Karşılıklı olmak koşuluyla gerek belirli süreli gerekse belirsiz süreli sözleşmeye cezai şart hükümleri konulabiliyor. İşçinin işten ayrılması halinde tazminat ödeyeceği şeklinde bir cezai şart konulabilmesi için sözleşmenin belirli süreli olması gerekiyor. Örneğin, sözleşme 5 yıl süreli yapılmış ise bu süre dolmadan önce işverence işten çıkartılması ya da işçinin iş akdini feshetmesi halinde belli bir tutarda ceza ödeneceğine ilişkin cezai şart geçerli sayılıyor. Buna karşılık, belirsiz süreli sözleşmeye böyle bir hüküm konulması mümkün bulunmuyor.

CEZADA MAKUL İNDİRİM

Yargıtay 9. Hukuk Dairesi’nin 6 Haziran 2023 tarihli (2023/6190, 2023/8676) kararında, sözleşmeye konulan cezai şartta bazı durumlarda hakim kararıyla indirim yapılması gerektiği belirtildi. Yargıtay kararına konu davaya göre, bir şirkete orta düzey yönetici olarak transfer edilen kişi ile işveren arasında iş sözleşmesinin üç yıldan önce feshedilmesi halinde ceza ödenmesi öngörüldü. Ancak, bir buçuk yıl sonra şirkette yönetim değişince orta düzey yönetici tenzili rütbe ile danışman olarak görevlendirildi. Bunun üzerine iş akdini fesheden orta düzey yönetici, haklı fesih yaptığını belirterek, sözleşmeyi süresinden önce sona erdirmek zorunda kaldığı için ceza ödenmesini talep etti. İş mahkemesi işçiye kalan 18 aylık süreye ait ücretinin ödenmesini kararlaştırdı.
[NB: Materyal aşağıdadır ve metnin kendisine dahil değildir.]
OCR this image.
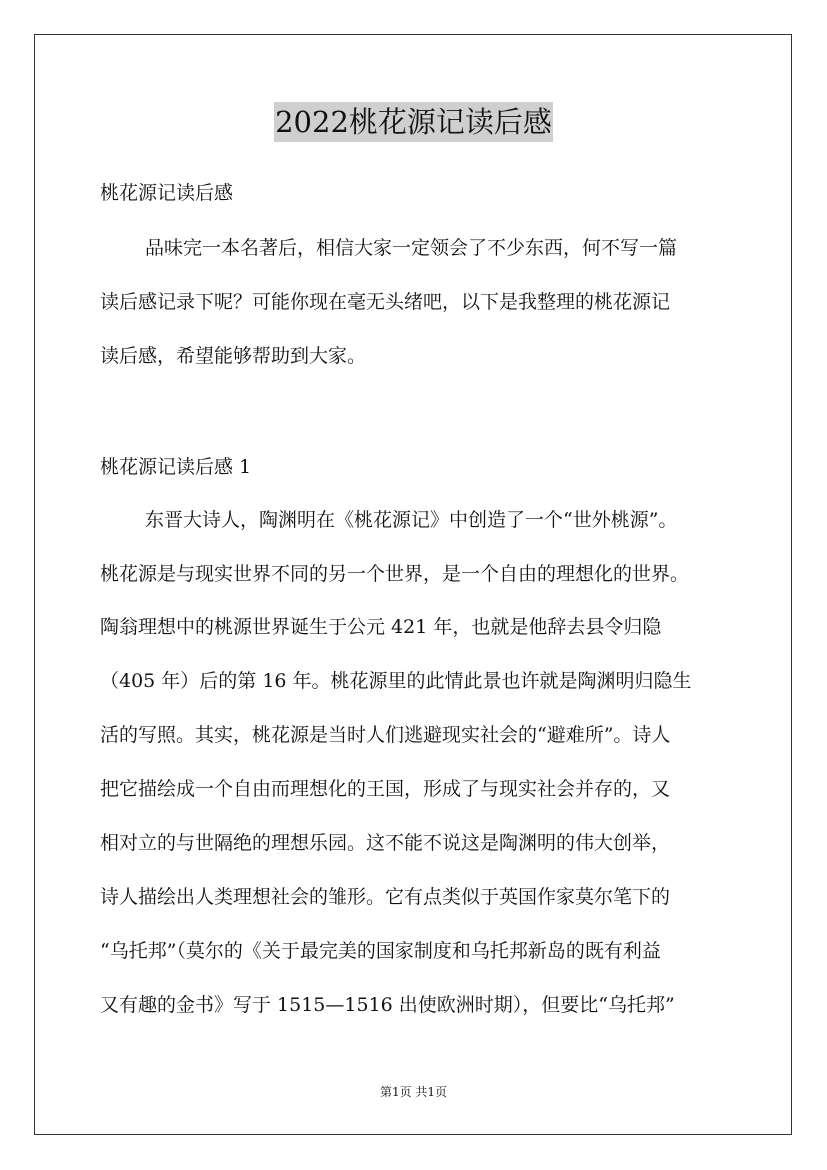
2022桃花源记读后感
桃花源记读后感
品味完一本名著后，相信大家一定领会了不少东西，何不写一篇
读后感记录下呢？可能你现在毫无头绪吧，以下是我整理的桃花源记
读后感，希望能够帮助到大家。
桃花源记读后感 1
东晋大诗人，陶渊明在《桃花源记》中创造了一个“世外桃源”。
桃花源是与现实世界不同的另一个世界，是一个自由的理想化的世界。
陶翁理想中的桃源世界诞生于公元 421 年，也就是他辞去县令归隐
（405 年）后的第 16 年。桃花源里的此情此景也许就是陶渊明归隐生
活的写照。其实，桃花源是当时人们逃避现实社会的“避难所”。诗人
把它描绘成一个自由而理想化的王国，形成了与现实社会并存的，又
相对立的与世隔绝的理想乐园。这不能不说这是陶渊明的伟大创举，
诗人描绘出人类理想社会的雏形。它有点类似于英国作家莫尔笔下的
“乌托邦”（莫尔的《关于最完美的国家制度和乌托邦新岛的既有利益
又有趣的金书》写于 1515—1516 出使欧洲时期），但要比“乌托邦”
第1页 共1页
Yargıtay, iş mahkemesince davacı orta düzey yönetici lehine cezai şart ödenmesine hükmedilmesinde hata olmadığını ancak, davacı işçinin niteliği, yaptığı iş, ücreti ve 3 yıllık sürenin çalışılan ve çalışılmayan kısmı gözetilerek söz konusu alacaktan makul oranda indirim yapması gerekirken indirim yapmamasının hatalı olduğuna hükmetti. İş mahkemesinin cezai şartta makul oranda indirim yapmak suretiyle yeni bir ceza miktarı belirlemesini kararlaştırdı.